Reading: From Value to Issue Price
2. Ownership Dilution
A justified concern of the VC in the previous example could be that the current round of financing will not be the last one before the exit. For example, the VC could believe that the current round of financing will help the firm enter the market but that the capital will not suffice to also finance the subsequent growth strategy.
For the VC, the problem with such a scenario is that any future round of financing will dilute his equity stake of 20%.
To make this more tangible, suppose that between the VC's investment and the exit, there is another round of financing in which the new provider of capital requires an ownership stake of 20%. What are the implications of this second round of financing for the VC?
- If the new investor receives 20% of the equity, the VC and the entrepreneur together will own 80% of the firm. Of these 80%, the VC has 20%. Therefore, the VC's claim will be diluted from 20% to 16% [= 0.2 × 0.8].
- Assuming the exit value does not change (180 million), the total exit value for the VC will be 16% of 180 million, namely 28.8 million.
- With an initial investment of 6.7 million, this implies an annual rate of return of 33.9%, which is below the hurdle rate of 40%:
Return to VC after dilution = \( (\frac{\text{Exit value}}{\text{Capital investment}})^{0.2} - 1 = (\frac{28.8}{6.7})^{0.2} - 1 \) = 33.9%.
Consequently, the dilutive effect of the second round of financing implies that the VC cannot cover his "cost of capital." Because the firm will need additional capital in the future, the original deal structure is not attractive to the VC.
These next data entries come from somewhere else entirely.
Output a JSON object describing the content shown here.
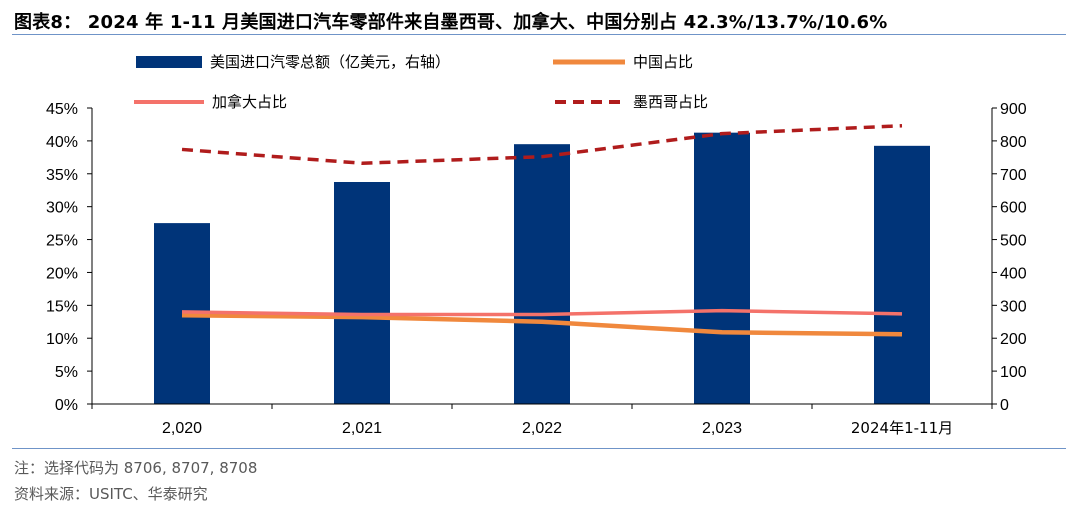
{
  "title": "图表8： 2024 年 1-11 月美国进口汽车零部件来自墨西哥、加拿大、中国分别占 42.3%/13.7%/10.6%",
  "footnotes": {
    "note": "注：选择代码为 8706, 8707, 8708",
    "source": "资料来源：USITC、华泰研究"
  },
  "colors": {
    "bar": "#003479",
    "china": "#f0883d",
    "canada": "#f4726a",
    "mexico": "#b01c1c",
    "axis": "#000000",
    "rule": "#6f94c8"
  },
  "chart_data": {
    "type": "bar",
    "categories": [
      "2,020",
      "2,021",
      "2,022",
      "2,023",
      "2024年1-11月"
    ],
    "y_left": {
      "ticks": [
        "0%",
        "5%",
        "10%",
        "15%",
        "20%",
        "25%",
        "30%",
        "35%",
        "40%",
        "45%"
      ],
      "ylim": [
        0,
        45
      ]
    },
    "y_right": {
      "ticks": [
        "0",
        "100",
        "200",
        "300",
        "400",
        "500",
        "600",
        "700",
        "800",
        "900"
      ],
      "ylim": [
        0,
        900
      ]
    },
    "grid": false,
    "legend_position": "top",
    "series": [
      {
        "name": "美国进口汽零总额（亿美元，右轴）",
        "type": "bar",
        "axis": "right",
        "values": [
          550,
          675,
          790,
          825,
          785
        ]
      },
      {
        "name": "中国占比",
        "type": "line",
        "axis": "left",
        "style": "solid",
        "values": [
          13.5,
          13.2,
          12.5,
          10.9,
          10.6
        ]
      },
      {
        "name": "加拿大占比",
        "type": "line",
        "axis": "left",
        "style": "solid",
        "values": [
          14.0,
          13.6,
          13.6,
          14.2,
          13.7
        ]
      },
      {
        "name": "墨西哥占比",
        "type": "line",
        "axis": "left",
        "style": "dashed",
        "values": [
          38.7,
          36.6,
          37.6,
          41.1,
          42.3
        ]
      }
    ]
  }
}
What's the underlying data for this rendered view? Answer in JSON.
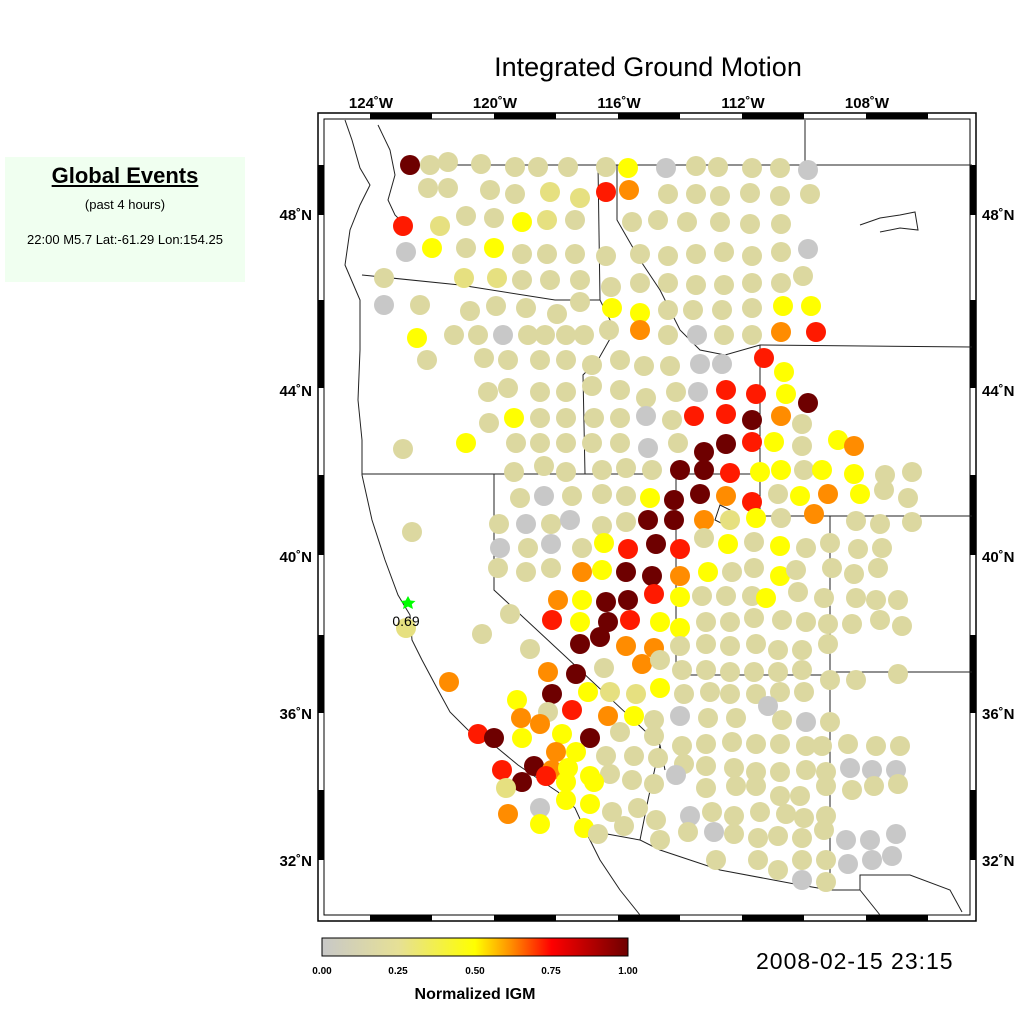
{
  "events_panel": {
    "title": "Global Events",
    "subtitle": "(past 4 hours)",
    "events": [
      "22:00 M5.7 Lat:-61.29 Lon:154.25"
    ]
  },
  "map": {
    "title": "Integrated Ground Motion",
    "timestamp": "2008-02-15 23:15",
    "lon_range": [
      -125,
      -106
    ],
    "lat_range": [
      30.6,
      50.1
    ],
    "lon_ticks": [
      "124˚W",
      "120˚W",
      "116˚W",
      "112˚W",
      "108˚W"
    ],
    "lat_ticks": [
      "48˚N",
      "44˚N",
      "40˚N",
      "36˚N",
      "32˚N"
    ],
    "epicenter": {
      "marker": "star-icon",
      "color": "#00ff00",
      "label": "0.69"
    },
    "stations_note": "colored circles = normalized IGM at each station"
  },
  "colorbar": {
    "label": "Normalized IGM",
    "ticks": [
      "0.00",
      "0.25",
      "0.50",
      "0.75",
      "1.00"
    ],
    "colors": [
      "#c8c8c8",
      "#e6e096",
      "#ffff00",
      "#ff8c00",
      "#ff0000",
      "#6e0000"
    ]
  }
}
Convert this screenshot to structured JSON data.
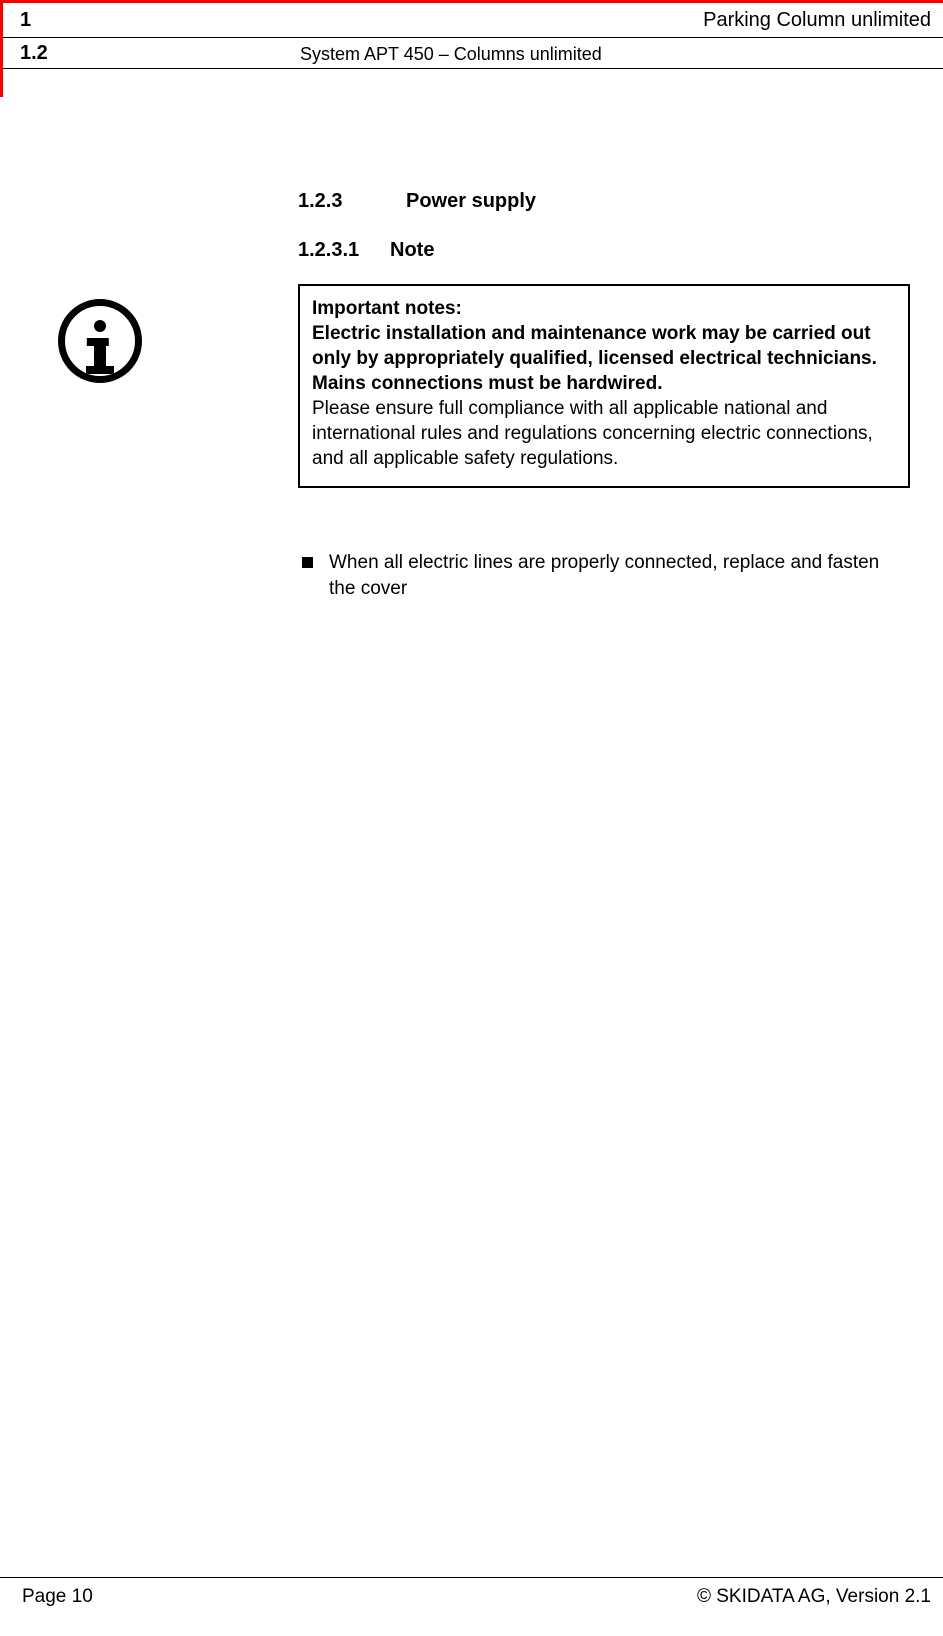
{
  "colors": {
    "accent": "#ff0000",
    "text": "#000000",
    "bg": "#ffffff"
  },
  "header": {
    "chapter_no": "1",
    "chapter_title": "Parking Column unlimited",
    "section_no": "1.2",
    "section_title": "System APT 450 – Columns unlimited"
  },
  "headings": {
    "h3_no": "1.2.3",
    "h3_title": "Power supply",
    "h4_no": "1.2.3.1",
    "h4_title": "Note"
  },
  "note": {
    "lead": "Important notes:",
    "bold1": "Electric installation and maintenance work may be carried out only by appropriately qualified, licensed electrical technicians.",
    "bold2": "Mains connections must be hardwired.",
    "body": "Please ensure full compliance with all applicable national and international rules and regulations concerning electric connec­tions, and all applicable safety regulations."
  },
  "bullets": [
    "When all electric lines are properly connected, replace and fasten the cover"
  ],
  "footer": {
    "page": "Page 10",
    "copyright": "© SKIDATA AG, Version 2.1"
  }
}
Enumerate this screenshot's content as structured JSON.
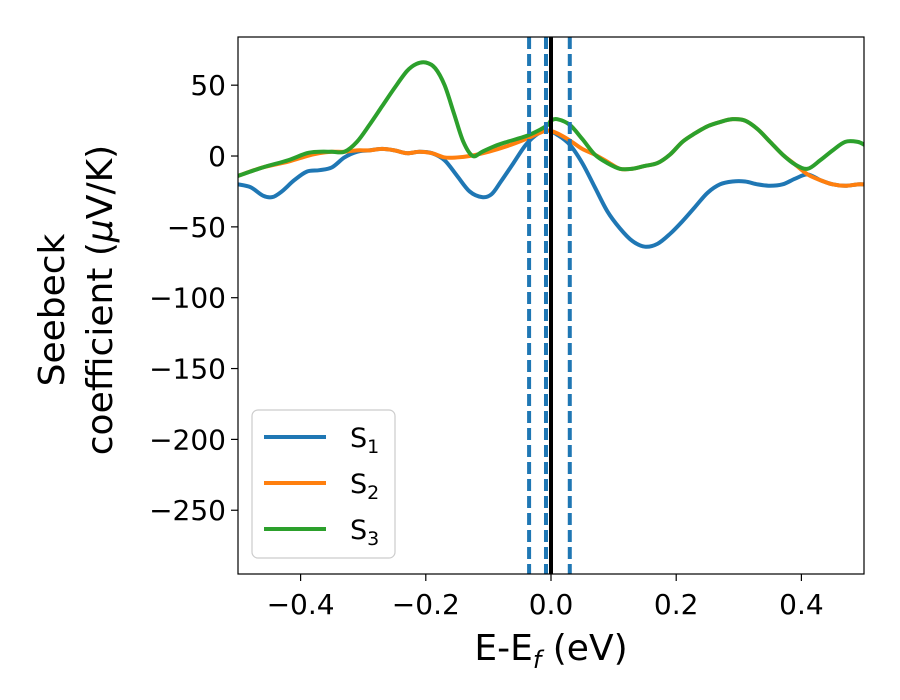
{
  "chart_data": {
    "type": "line",
    "xlabel": {
      "main": "E-E",
      "sub": "f",
      "tail": " (eV)"
    },
    "ylabel": {
      "line1": "Seebeck",
      "line2_pre": "coefficient  (",
      "line2_mu": "μ",
      "line2_post": "V/K)"
    },
    "xlim": [
      -0.5,
      0.5
    ],
    "ylim": [
      -295,
      84
    ],
    "x_ticks": [
      -0.4,
      -0.2,
      0.0,
      0.2,
      0.4
    ],
    "x_tick_labels": [
      "−0.4",
      "−0.2",
      "0.0",
      "0.2",
      "0.4"
    ],
    "y_ticks": [
      50,
      0,
      -50,
      -100,
      -150,
      -200,
      -250
    ],
    "y_tick_labels": [
      "50",
      "0",
      "−50",
      "−100",
      "−150",
      "−200",
      "−250"
    ],
    "grid": false,
    "legend_position": "lower-left",
    "vlines": [
      {
        "x": -0.035,
        "style": "dashed",
        "color": "#1f77b4"
      },
      {
        "x": -0.008,
        "style": "dashed",
        "color": "#1f77b4"
      },
      {
        "x": 0.0,
        "style": "solid",
        "color": "#000000"
      },
      {
        "x": 0.03,
        "style": "dashed",
        "color": "#1f77b4"
      }
    ],
    "series": [
      {
        "name": "S",
        "sub": "1",
        "color": "#1f77b4",
        "points": [
          [
            -0.5,
            -20
          ],
          [
            -0.48,
            -22
          ],
          [
            -0.46,
            -28
          ],
          [
            -0.445,
            -29
          ],
          [
            -0.43,
            -25
          ],
          [
            -0.41,
            -17
          ],
          [
            -0.39,
            -11
          ],
          [
            -0.37,
            -10
          ],
          [
            -0.35,
            -8
          ],
          [
            -0.33,
            -1
          ],
          [
            -0.31,
            3
          ],
          [
            -0.29,
            4
          ],
          [
            -0.27,
            5
          ],
          [
            -0.25,
            4
          ],
          [
            -0.23,
            2
          ],
          [
            -0.21,
            3
          ],
          [
            -0.19,
            2
          ],
          [
            -0.17,
            -3
          ],
          [
            -0.15,
            -14
          ],
          [
            -0.13,
            -25
          ],
          [
            -0.11,
            -29
          ],
          [
            -0.095,
            -27
          ],
          [
            -0.08,
            -18
          ],
          [
            -0.06,
            -5
          ],
          [
            -0.04,
            8
          ],
          [
            -0.02,
            16
          ],
          [
            -0.005,
            18
          ],
          [
            0.01,
            15
          ],
          [
            0.03,
            8
          ],
          [
            0.05,
            -5
          ],
          [
            0.07,
            -22
          ],
          [
            0.09,
            -39
          ],
          [
            0.11,
            -51
          ],
          [
            0.13,
            -60
          ],
          [
            0.15,
            -64
          ],
          [
            0.17,
            -62
          ],
          [
            0.19,
            -55
          ],
          [
            0.21,
            -46
          ],
          [
            0.23,
            -36
          ],
          [
            0.25,
            -26
          ],
          [
            0.27,
            -20
          ],
          [
            0.29,
            -18
          ],
          [
            0.31,
            -18
          ],
          [
            0.33,
            -20
          ],
          [
            0.35,
            -21
          ],
          [
            0.37,
            -20
          ],
          [
            0.39,
            -16
          ],
          [
            0.41,
            -13
          ],
          [
            0.43,
            -17
          ],
          [
            0.45,
            -20
          ],
          [
            0.47,
            -21
          ],
          [
            0.49,
            -20
          ],
          [
            0.5,
            -20
          ]
        ]
      },
      {
        "name": "S",
        "sub": "2",
        "color": "#ff7f0e",
        "points": [
          [
            -0.5,
            -14
          ],
          [
            -0.46,
            -8
          ],
          [
            -0.42,
            -4
          ],
          [
            -0.39,
            0
          ],
          [
            -0.37,
            2
          ],
          [
            -0.35,
            3
          ],
          [
            -0.33,
            3
          ],
          [
            -0.31,
            4
          ],
          [
            -0.29,
            4
          ],
          [
            -0.27,
            5
          ],
          [
            -0.25,
            4
          ],
          [
            -0.23,
            2
          ],
          [
            -0.21,
            3
          ],
          [
            -0.19,
            2
          ],
          [
            -0.17,
            -1
          ],
          [
            -0.15,
            -1
          ],
          [
            -0.13,
            0
          ],
          [
            -0.1,
            3
          ],
          [
            -0.07,
            7
          ],
          [
            -0.04,
            12
          ],
          [
            -0.02,
            16
          ],
          [
            -0.005,
            18
          ],
          [
            0.01,
            16
          ],
          [
            0.03,
            11
          ],
          [
            0.05,
            5
          ],
          [
            0.07,
            1
          ],
          [
            0.09,
            -4
          ],
          [
            0.11,
            -9
          ],
          [
            0.13,
            -9
          ],
          [
            0.15,
            -7
          ],
          [
            0.17,
            -5
          ],
          [
            0.19,
            1
          ],
          [
            0.21,
            10
          ],
          [
            0.23,
            16
          ],
          [
            0.25,
            21
          ],
          [
            0.27,
            24
          ],
          [
            0.29,
            26
          ],
          [
            0.31,
            25
          ],
          [
            0.33,
            19
          ],
          [
            0.35,
            10
          ],
          [
            0.37,
            1
          ],
          [
            0.39,
            -6
          ],
          [
            0.41,
            -13
          ],
          [
            0.43,
            -17
          ],
          [
            0.45,
            -20
          ],
          [
            0.47,
            -21
          ],
          [
            0.49,
            -20
          ],
          [
            0.5,
            -20
          ]
        ]
      },
      {
        "name": "S",
        "sub": "3",
        "color": "#2ca02c",
        "points": [
          [
            -0.5,
            -14
          ],
          [
            -0.46,
            -8
          ],
          [
            -0.42,
            -3
          ],
          [
            -0.39,
            2
          ],
          [
            -0.37,
            3
          ],
          [
            -0.35,
            3
          ],
          [
            -0.33,
            3
          ],
          [
            -0.31,
            10
          ],
          [
            -0.29,
            22
          ],
          [
            -0.27,
            35
          ],
          [
            -0.25,
            48
          ],
          [
            -0.23,
            60
          ],
          [
            -0.215,
            65
          ],
          [
            -0.2,
            66
          ],
          [
            -0.185,
            62
          ],
          [
            -0.17,
            50
          ],
          [
            -0.155,
            30
          ],
          [
            -0.14,
            10
          ],
          [
            -0.125,
            0
          ],
          [
            -0.11,
            3
          ],
          [
            -0.09,
            7
          ],
          [
            -0.07,
            10
          ],
          [
            -0.04,
            14
          ],
          [
            -0.02,
            18
          ],
          [
            -0.005,
            22
          ],
          [
            0.0,
            25
          ],
          [
            0.01,
            26
          ],
          [
            0.03,
            22
          ],
          [
            0.05,
            12
          ],
          [
            0.07,
            1
          ],
          [
            0.09,
            -5
          ],
          [
            0.11,
            -9
          ],
          [
            0.13,
            -9
          ],
          [
            0.15,
            -7
          ],
          [
            0.17,
            -5
          ],
          [
            0.19,
            1
          ],
          [
            0.21,
            10
          ],
          [
            0.23,
            16
          ],
          [
            0.25,
            21
          ],
          [
            0.27,
            24
          ],
          [
            0.29,
            26
          ],
          [
            0.31,
            25
          ],
          [
            0.33,
            19
          ],
          [
            0.35,
            10
          ],
          [
            0.37,
            1
          ],
          [
            0.39,
            -6
          ],
          [
            0.41,
            -9
          ],
          [
            0.43,
            -3
          ],
          [
            0.45,
            4
          ],
          [
            0.47,
            10
          ],
          [
            0.49,
            10
          ],
          [
            0.5,
            8
          ]
        ]
      }
    ]
  }
}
Now what could the VC do to protect against this dilution? The separate module Deal Structuring looks in detail at some of the popular anti-dilution protection mechanisms in venture financing. Here, we just look at a simple solution:
- For the VC, it is important to receive 20% of the exit value (assuming this exit value does not change with the various rounds of financing)
- If there is an additional round of financing for 20% of the equity, this implies that the future ownership structure of the firm should be as follows:
- Entrepreneur: 60%
- VC: 20%
- Second round investors: 20%
- Put differently, the VC will want to make sure that the only the entrepreneur's ownership stake will be diluted.
To solve the problem, we can go back to the previous procedure and slightly adjust the equations:
- Under the new scenario, the newly issued shares will account for 40% of the equity (20% for the VC and 20% for the second round investors). Consequently:
Newly issued shares = 0.4 × (Current number of shares + Newly issued shares);
Newly issued shares = Current number of shares × \( 100'000 \times \frac{0.4}{(1-0.4)} = 66'667 \).
Consequently, the firm will authorize 66'667 shares so that the total number of shares outstanding after the second round of financing will be 100'000 + 66'667 = 166'667.
Of these newly authorized shares, 33'333 will be issued to the VC [= 166'667 × 0.2]. The remaining 33'333 will then be issued to the new investors during the second round of financing.
Consequently, the issue price for the VC will drop from 268 in the previous example to 201 under the revised financing scenario:
Issue priceVC = \( \frac{\text{Capital invested}}{\text{Newly issued shares to VC}} = \frac{6'700'000}{33'333} = 201 \).
At the time of exit, the firm will then have an expected value of 180 million with 166'667 shares outstanding. Therefore, the expected share price at the time of exit will be 180'000'000/166'667 = 1'080. For the VC, this expected price development implies that he can expect to earn his hurdle rate of 40%, on average:
Expected returnVC = \( (\frac{\text{Expected exit price}}{\text{Issue price}})^{0.2}-1 =(\frac{1'080}{201})^{0.2}-1 \) = 40%.
This example has shown how an investor can protect himself against the dilutive effects of future round of financing. The trick was that he already anticipates these future rounds of finance and consequently asks for a larger number of shares to absorb dilution. The result in this simplified example is that the entrepreneur bears the full dilution of all future rounds of financing.